Russian space officials have informed US counterparts that Moscow would like to keep flying its cosmonauts aboard the International Space Station (ISS) until their own orbital outpost is built and operational, a senior NASA official told Reuters.
Taken together with remarks from a senior Russian space official published on Wednesday, US time, the latest indications are that Russia is still at least six years away from ending an orbital collaboration with the United States that dates back more than two decades.
A schism in the ISS program seemed to be closer at hand earlier this week, when Yuri Borisov, the newly appointed director-general of Russia's space agency Roscosmos, surprised NASA by announcing that Moscow intended to withdraw from the space station partnership "after 2024".
Kathy Lueders, NASA's space operations chief, said in an interview that Russian officials told the US space agency that Roscosmos wished to remain in the partnership as Russia works to get its planned orbital outpost, named ROSS, up and running.
"We're not getting any indication at any working level that anything's changed," Lueders told Reuters, adding that NASA's relations with Roscosmos remain "business as usual".
The space station, a science laboratory spanning the size of a football field and orbiting some 400 km above Earth, has been continuously occupied for more than two decades under a US-Russian-led partnership that also includes Canada, Japan and 11 European countries.

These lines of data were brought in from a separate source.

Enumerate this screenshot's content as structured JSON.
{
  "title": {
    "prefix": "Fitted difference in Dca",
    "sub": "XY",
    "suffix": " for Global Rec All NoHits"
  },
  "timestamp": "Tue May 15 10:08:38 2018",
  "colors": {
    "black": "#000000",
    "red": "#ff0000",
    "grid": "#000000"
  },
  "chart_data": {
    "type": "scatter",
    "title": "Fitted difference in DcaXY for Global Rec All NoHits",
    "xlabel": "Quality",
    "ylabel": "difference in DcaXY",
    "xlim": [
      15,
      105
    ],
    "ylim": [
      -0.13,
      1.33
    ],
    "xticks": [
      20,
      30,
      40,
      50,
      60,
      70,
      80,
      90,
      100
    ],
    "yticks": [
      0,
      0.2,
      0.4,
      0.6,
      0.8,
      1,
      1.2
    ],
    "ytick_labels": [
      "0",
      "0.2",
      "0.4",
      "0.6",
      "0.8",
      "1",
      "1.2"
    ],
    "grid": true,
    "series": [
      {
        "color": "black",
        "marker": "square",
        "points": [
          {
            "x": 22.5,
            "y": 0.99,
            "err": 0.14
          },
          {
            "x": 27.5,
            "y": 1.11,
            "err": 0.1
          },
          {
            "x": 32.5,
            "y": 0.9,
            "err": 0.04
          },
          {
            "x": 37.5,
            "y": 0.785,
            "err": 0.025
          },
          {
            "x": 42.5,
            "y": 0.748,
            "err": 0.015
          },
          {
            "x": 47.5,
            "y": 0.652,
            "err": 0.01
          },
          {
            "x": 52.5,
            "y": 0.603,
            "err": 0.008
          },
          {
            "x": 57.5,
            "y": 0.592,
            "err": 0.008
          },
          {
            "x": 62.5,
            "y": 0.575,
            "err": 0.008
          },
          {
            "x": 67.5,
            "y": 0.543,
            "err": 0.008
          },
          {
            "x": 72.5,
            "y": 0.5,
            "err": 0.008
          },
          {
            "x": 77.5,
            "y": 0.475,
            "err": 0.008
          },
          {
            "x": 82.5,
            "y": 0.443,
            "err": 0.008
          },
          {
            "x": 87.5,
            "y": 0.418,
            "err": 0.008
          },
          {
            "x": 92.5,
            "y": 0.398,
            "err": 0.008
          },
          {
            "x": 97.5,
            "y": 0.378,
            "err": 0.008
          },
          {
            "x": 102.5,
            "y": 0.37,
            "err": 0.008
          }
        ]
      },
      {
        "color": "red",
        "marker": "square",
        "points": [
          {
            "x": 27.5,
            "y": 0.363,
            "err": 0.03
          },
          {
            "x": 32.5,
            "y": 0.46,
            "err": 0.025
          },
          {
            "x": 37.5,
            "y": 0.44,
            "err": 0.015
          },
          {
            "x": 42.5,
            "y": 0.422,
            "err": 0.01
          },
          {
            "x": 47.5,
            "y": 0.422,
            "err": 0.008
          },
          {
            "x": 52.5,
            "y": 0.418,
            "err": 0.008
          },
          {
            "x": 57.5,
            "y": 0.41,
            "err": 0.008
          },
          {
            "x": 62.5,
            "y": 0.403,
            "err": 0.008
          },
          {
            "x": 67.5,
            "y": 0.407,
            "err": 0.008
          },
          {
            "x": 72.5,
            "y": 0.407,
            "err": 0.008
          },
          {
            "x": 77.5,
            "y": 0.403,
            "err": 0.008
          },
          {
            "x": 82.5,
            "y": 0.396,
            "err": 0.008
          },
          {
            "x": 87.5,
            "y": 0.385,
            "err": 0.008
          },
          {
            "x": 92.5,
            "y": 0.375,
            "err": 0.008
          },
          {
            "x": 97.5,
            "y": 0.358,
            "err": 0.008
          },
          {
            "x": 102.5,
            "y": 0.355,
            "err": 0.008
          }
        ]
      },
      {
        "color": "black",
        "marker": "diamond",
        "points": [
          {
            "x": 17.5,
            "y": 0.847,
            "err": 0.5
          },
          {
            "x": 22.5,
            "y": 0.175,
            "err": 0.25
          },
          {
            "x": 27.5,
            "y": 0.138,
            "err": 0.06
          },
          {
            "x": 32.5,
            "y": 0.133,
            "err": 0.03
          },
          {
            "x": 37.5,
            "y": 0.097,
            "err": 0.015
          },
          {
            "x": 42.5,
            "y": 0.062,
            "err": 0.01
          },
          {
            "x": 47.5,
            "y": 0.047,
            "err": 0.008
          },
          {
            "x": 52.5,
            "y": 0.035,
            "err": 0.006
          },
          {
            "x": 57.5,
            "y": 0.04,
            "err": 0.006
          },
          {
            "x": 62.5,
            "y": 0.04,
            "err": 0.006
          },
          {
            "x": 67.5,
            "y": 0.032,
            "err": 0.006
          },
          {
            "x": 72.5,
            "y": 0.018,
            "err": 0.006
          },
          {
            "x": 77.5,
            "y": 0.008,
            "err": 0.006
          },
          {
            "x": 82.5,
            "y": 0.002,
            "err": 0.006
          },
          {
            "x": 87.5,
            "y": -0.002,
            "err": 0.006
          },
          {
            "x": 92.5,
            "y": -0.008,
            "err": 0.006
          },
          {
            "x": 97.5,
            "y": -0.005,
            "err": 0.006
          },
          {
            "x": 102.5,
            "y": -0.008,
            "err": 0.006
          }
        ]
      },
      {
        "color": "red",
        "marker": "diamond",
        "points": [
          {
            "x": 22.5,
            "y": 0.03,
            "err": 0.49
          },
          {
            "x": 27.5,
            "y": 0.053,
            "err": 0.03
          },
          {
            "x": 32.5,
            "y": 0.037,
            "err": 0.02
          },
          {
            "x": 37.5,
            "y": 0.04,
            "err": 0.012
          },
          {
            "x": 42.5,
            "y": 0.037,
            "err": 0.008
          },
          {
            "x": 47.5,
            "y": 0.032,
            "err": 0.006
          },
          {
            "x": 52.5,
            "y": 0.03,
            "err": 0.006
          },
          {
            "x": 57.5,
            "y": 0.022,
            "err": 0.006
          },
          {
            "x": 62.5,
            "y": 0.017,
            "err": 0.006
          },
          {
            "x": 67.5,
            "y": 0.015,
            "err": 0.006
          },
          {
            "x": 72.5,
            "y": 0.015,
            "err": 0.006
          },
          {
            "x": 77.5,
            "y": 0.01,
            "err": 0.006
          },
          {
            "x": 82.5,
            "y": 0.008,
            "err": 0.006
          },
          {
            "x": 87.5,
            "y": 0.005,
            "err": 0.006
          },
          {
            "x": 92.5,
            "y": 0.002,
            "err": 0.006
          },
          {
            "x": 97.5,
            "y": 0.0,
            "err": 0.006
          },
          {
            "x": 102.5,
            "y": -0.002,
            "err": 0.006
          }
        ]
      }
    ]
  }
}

It offers one of the last vestiges of cooperation between the United States and Russia, though its fate has been called into question since Russia invaded Ukraine in February, straining bilateral relations on a variety of fronts as the Biden administration imposed economic sanctions on Moscow.
The Ukraine conflict also sparked tensions between Roscosmos and the European Space Agency (ESA).
A formal agreement to extend Russia's ISS participation beyond 2024 has not yet been reached. NASA, Roscosmos, ESA and the station's other partners plan to discuss the prospect of extending each other's presence on the laboratory to 2030 during a periodic meeting on Friday of the board that oversees the station's management, Lueders said.
Roscosmos published on its website an interview with Vladimir Solovyov, the flight director for the space station's Russian segment, who was quoted as saying Russia must remain on the station until ROSS is operating.
Solovyov said he expected ROSS would be fully assembled in orbit sometime in 2028.
"We, of course, need to continue operating the ISS until we create a more or less tangible backlog for ROSS," Solovyov said. "We must take into account that if we stop manned flights for several years, then it will be very difficult to restore what has been achieved."
The American and Russian segments of the space station were deliberately built to be intertwined and technically interdependent, so that any abrupt withdrawal of Russian cooperation aboard the ISS could seriously disrupt a centerpiece of NASA's human spaceflight program.
US gyroscopes provide day-to-day control over ISS orientation in space while the Russian unit provides the propulsion used to keep the station in orbit and is used to dodge space debris.
Meanwhile, famed Apollo 11 astronaut Buzz Aldrin's flight jacket, which he wore on the historic mission to the moon in 1969, was sold for about US$2.8 million in New York, auction house Sotheby's said.
The jacket front displays NASA's logo and the Apollo 11 mission emblem, which is slightly below Aldrin's name tag.
It also has the United States' flag on its left shoulder and is made of Beta cloth, a fireproof cloth that was incorporated into NASA space suits after three Apollo 1 astronauts died in a flash fire aboard their spacecraft during a ground test in 1967.
After the jacket, the second highest grossing item at the auction was the summary flight plan of the Apollo 11 mission. It was sold for US$819,000, exceeding estimates of US$100,000-US$150,000.
Neil Armstrong and Aldrin were the first humans to walk on the moon. Aldrin, who is now 92, is the only surviving member of the mission's three-man crew.